Elasticsearch takes in the query in a JSON format also known as Query Domain Specific Language (DSL). Real business queries are complex that require search using multiple fields, using different conditions and weights, etc. Elasticsearch can handle such complexities through a single query.

Use cases where Relational Databases is not useful:

  • · Relevance based searching
  • · Searching when the spelling of the search term is wrong
  • · Full-text search
  • · Synonym search
  • · Phonetic search
  • · Log analysis

Concepts around Elasticsearch

The backend of Elasticsearch involves the following components:

Index: An index is a collection of documents that have similar characteristics. For example, we can have an index for customer data and another one for a piece of product information. An index is identified by a unique name that refers to the index when performing indexing search, updates and delete operations. In a single cluster, we can define as many indexes as we want. Index = Database Schema in RDBMS.

Cluster: A cluster can be considered as a collection of one or more servers that store the entire data together and provide a federated view of the indexes and search capabilities across all servers. A cluster consists of one or more nodes that share the same cluster name. Each cluster has a single master node which can be replaced if the current master node fails.

Node: A node is a running instance of Elasticsearch which belongs to a cluster. Multiple nodes can be started on a single server. At a start-up, a node will use unicast to discover an existing cluster with the same cluster name and will try to join that cluster. We have found that each node need to have 32Gb RAM installed else will it start getting unstable when larger data set is captured.

Shards: Shards can be considered as a subset of documents of an index. An index can be divided into many shards.

Document: A document is a JSON file that is stored in Elasticsearch. It is like a row in a table in relational databases. Each document is stored in an index and has a type and an id. A document is a JSON object which contains zero or more fields, or key-value pairs.

ID: The ID identifies a document. The index/type/id of a document must be unique. If no ID is provided, it will be auto-generated.

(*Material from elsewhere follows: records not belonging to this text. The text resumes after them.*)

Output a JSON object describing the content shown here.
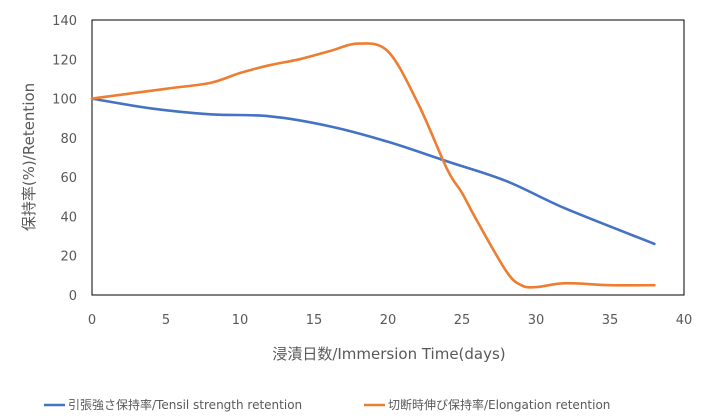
{
  "chart_data": {
    "type": "line",
    "title": "",
    "xlabel": "浸漬日数/Immersion Time(days)",
    "ylabel": "保持率(%)/Retention",
    "xlim": [
      0,
      40
    ],
    "ylim": [
      0,
      140
    ],
    "xticks": [
      0,
      5,
      10,
      15,
      20,
      25,
      30,
      35,
      40
    ],
    "yticks": [
      0,
      20,
      40,
      60,
      80,
      100,
      120,
      140
    ],
    "grid": false,
    "legend_position": "bottom",
    "series": [
      {
        "name": "引張強さ保持率/Tensil strength retention",
        "color": "#4472C4",
        "x": [
          0,
          4,
          8,
          12,
          16,
          20,
          24,
          28,
          32,
          38
        ],
        "y": [
          100,
          95,
          92,
          91,
          86,
          78,
          68,
          58,
          44,
          26
        ]
      },
      {
        "name": "切断時伸び保持率/Elongation retention",
        "color": "#ED7D31",
        "x": [
          0,
          5,
          8,
          10,
          12,
          14,
          16,
          18,
          20,
          22,
          24,
          25,
          26,
          28,
          29,
          30,
          32,
          35,
          38
        ],
        "y": [
          100,
          105,
          108,
          113,
          117,
          120,
          124,
          128,
          124,
          98,
          64,
          52,
          38,
          12,
          5,
          4,
          6,
          5,
          5
        ]
      }
    ]
  }
}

Mapping: A mapping is like a schema definition in a relational database. Each index has a mapping, which defines datatypes for all the keys in that index.

Use-cases

Now that we understand the basics of Elasticsearch, it is paramount to know when to use Elasticsearch. Some of the impressive use cases of Elasticsearch are:

Text Search (searching for pure text): Applications that use lots of textual data can best make use of Elasticsearch wherein any specific search word/phrase could be quickly located through the huge volumes of data.

Auto-Complete: Based on the past searches, Elasticsearch auto-completes the partially typed words/search phrases.

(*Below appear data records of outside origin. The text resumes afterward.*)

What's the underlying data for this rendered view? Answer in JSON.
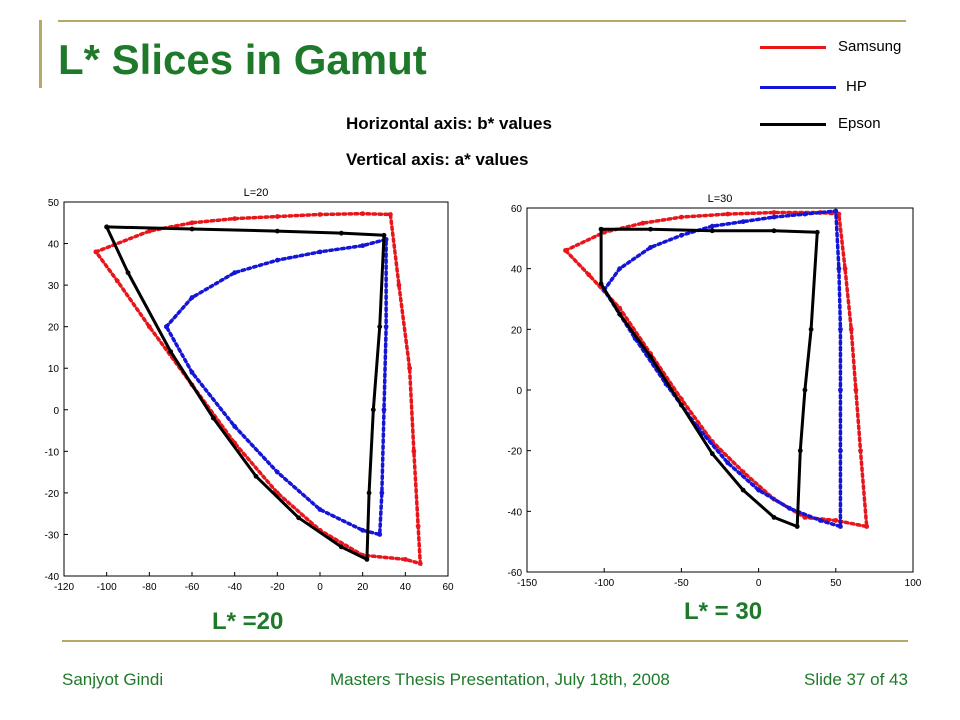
{
  "slide": {
    "title": "L* Slices in Gamut",
    "axis_note_horizontal": "Horizontal axis: b* values",
    "axis_note_vertical": "Vertical axis: a* values",
    "chart_label_left": "L* =20",
    "chart_label_right": "L* = 30",
    "footer_author": "Sanjyot Gindi",
    "footer_event": "Masters Thesis Presentation, July 18th, 2008",
    "footer_slide": "Slide 37 of 43",
    "accent_color": "#1e7a2a",
    "rule_color": "#b5a96a"
  },
  "legend": [
    {
      "name": "Samsung",
      "color": "#e8151b"
    },
    {
      "name": "HP",
      "color": "#1515d8"
    },
    {
      "name": "Epson",
      "color": "#000000"
    }
  ],
  "chart_data": [
    {
      "type": "scatter",
      "title": "L=20",
      "xlim": [
        -120,
        60
      ],
      "ylim": [
        -40,
        50
      ],
      "xticks": [
        -120,
        -100,
        -80,
        -60,
        -40,
        -20,
        0,
        20,
        40,
        60
      ],
      "yticks": [
        -40,
        -30,
        -20,
        -10,
        0,
        10,
        20,
        30,
        40,
        50
      ],
      "series": [
        {
          "name": "Samsung",
          "color": "#e8151b",
          "style": "dots",
          "points": [
            [
              -105,
              38
            ],
            [
              -80,
              43
            ],
            [
              -60,
              45
            ],
            [
              -40,
              46
            ],
            [
              -20,
              46.5
            ],
            [
              0,
              47
            ],
            [
              20,
              47.2
            ],
            [
              33,
              47
            ],
            [
              37,
              30
            ],
            [
              42,
              10
            ],
            [
              44,
              -10
            ],
            [
              46,
              -28
            ],
            [
              47,
              -37
            ],
            [
              40,
              -36
            ],
            [
              20,
              -35
            ],
            [
              0,
              -29
            ],
            [
              -20,
              -20
            ],
            [
              -40,
              -8
            ],
            [
              -60,
              6
            ],
            [
              -80,
              20
            ],
            [
              -95,
              31
            ],
            [
              -105,
              38
            ]
          ]
        },
        {
          "name": "HP",
          "color": "#1515d8",
          "style": "dots",
          "points": [
            [
              -72,
              20
            ],
            [
              -60,
              27
            ],
            [
              -40,
              33
            ],
            [
              -20,
              36
            ],
            [
              0,
              38
            ],
            [
              20,
              39.5
            ],
            [
              31,
              41
            ],
            [
              31,
              20
            ],
            [
              30,
              0
            ],
            [
              29,
              -20
            ],
            [
              28,
              -30
            ],
            [
              20,
              -29
            ],
            [
              0,
              -24
            ],
            [
              -20,
              -15
            ],
            [
              -40,
              -4
            ],
            [
              -60,
              9
            ],
            [
              -72,
              20
            ]
          ]
        },
        {
          "name": "Epson",
          "color": "#000000",
          "style": "solid",
          "points": [
            [
              -100,
              44
            ],
            [
              -60,
              43.5
            ],
            [
              -20,
              43
            ],
            [
              10,
              42.5
            ],
            [
              30,
              42
            ],
            [
              28,
              20
            ],
            [
              25,
              0
            ],
            [
              23,
              -20
            ],
            [
              22,
              -36
            ],
            [
              10,
              -33
            ],
            [
              -10,
              -26
            ],
            [
              -30,
              -16
            ],
            [
              -50,
              -2
            ],
            [
              -70,
              14
            ],
            [
              -90,
              33
            ],
            [
              -100,
              44
            ]
          ]
        }
      ]
    },
    {
      "type": "scatter",
      "title": "L=30",
      "xlim": [
        -150,
        100
      ],
      "ylim": [
        -60,
        60
      ],
      "xticks": [
        -150,
        -100,
        -50,
        0,
        50,
        100
      ],
      "yticks": [
        -60,
        -40,
        -20,
        0,
        20,
        40,
        60
      ],
      "series": [
        {
          "name": "Samsung",
          "color": "#e8151b",
          "style": "dots",
          "points": [
            [
              -125,
              46
            ],
            [
              -100,
              52
            ],
            [
              -75,
              55
            ],
            [
              -50,
              57
            ],
            [
              -20,
              58
            ],
            [
              10,
              58.5
            ],
            [
              40,
              58.5
            ],
            [
              52,
              58
            ],
            [
              56,
              40
            ],
            [
              60,
              20
            ],
            [
              63,
              0
            ],
            [
              66,
              -20
            ],
            [
              70,
              -45
            ],
            [
              50,
              -43
            ],
            [
              30,
              -42
            ],
            [
              10,
              -36
            ],
            [
              -10,
              -27
            ],
            [
              -30,
              -17
            ],
            [
              -50,
              -3
            ],
            [
              -70,
              12
            ],
            [
              -90,
              27
            ],
            [
              -110,
              38
            ],
            [
              -125,
              46
            ]
          ]
        },
        {
          "name": "HP",
          "color": "#1515d8",
          "style": "dots",
          "points": [
            [
              -100,
              33
            ],
            [
              -90,
              40
            ],
            [
              -70,
              47
            ],
            [
              -50,
              51
            ],
            [
              -30,
              54
            ],
            [
              -10,
              55.5
            ],
            [
              10,
              57
            ],
            [
              30,
              58
            ],
            [
              50,
              59
            ],
            [
              52,
              40
            ],
            [
              53,
              20
            ],
            [
              53,
              0
            ],
            [
              53,
              -20
            ],
            [
              53,
              -45
            ],
            [
              40,
              -43
            ],
            [
              20,
              -39
            ],
            [
              0,
              -33
            ],
            [
              -20,
              -24
            ],
            [
              -40,
              -12
            ],
            [
              -60,
              2
            ],
            [
              -80,
              17
            ],
            [
              -100,
              33
            ]
          ]
        },
        {
          "name": "Epson",
          "color": "#000000",
          "style": "solid",
          "points": [
            [
              -102,
              53
            ],
            [
              -70,
              53
            ],
            [
              -30,
              52.5
            ],
            [
              10,
              52.5
            ],
            [
              38,
              52
            ],
            [
              34,
              20
            ],
            [
              30,
              0
            ],
            [
              27,
              -20
            ],
            [
              25,
              -45
            ],
            [
              10,
              -42
            ],
            [
              -10,
              -33
            ],
            [
              -30,
              -21
            ],
            [
              -50,
              -5
            ],
            [
              -70,
              11
            ],
            [
              -90,
              25
            ],
            [
              -102,
              35
            ],
            [
              -102,
              53
            ]
          ]
        }
      ]
    }
  ]
}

Autosuggestion: As the user begins to start typing the search query, Elasticsearch suggests a few possible queries matching the one the user is typing.

JSON based storage: The documents are stored in Elasticsearch indexes in the JSON format.

Data Aggregation: This feature is useful to obtain analytics about the data that is indexed in the Elasticsearch. It allows the user to perform statistical calculations on the data stored.

To monitor and analyse application logs

Near Real-time Analytics

Elasticsearch is very much suitable for various use cases, with new features being added in every new version.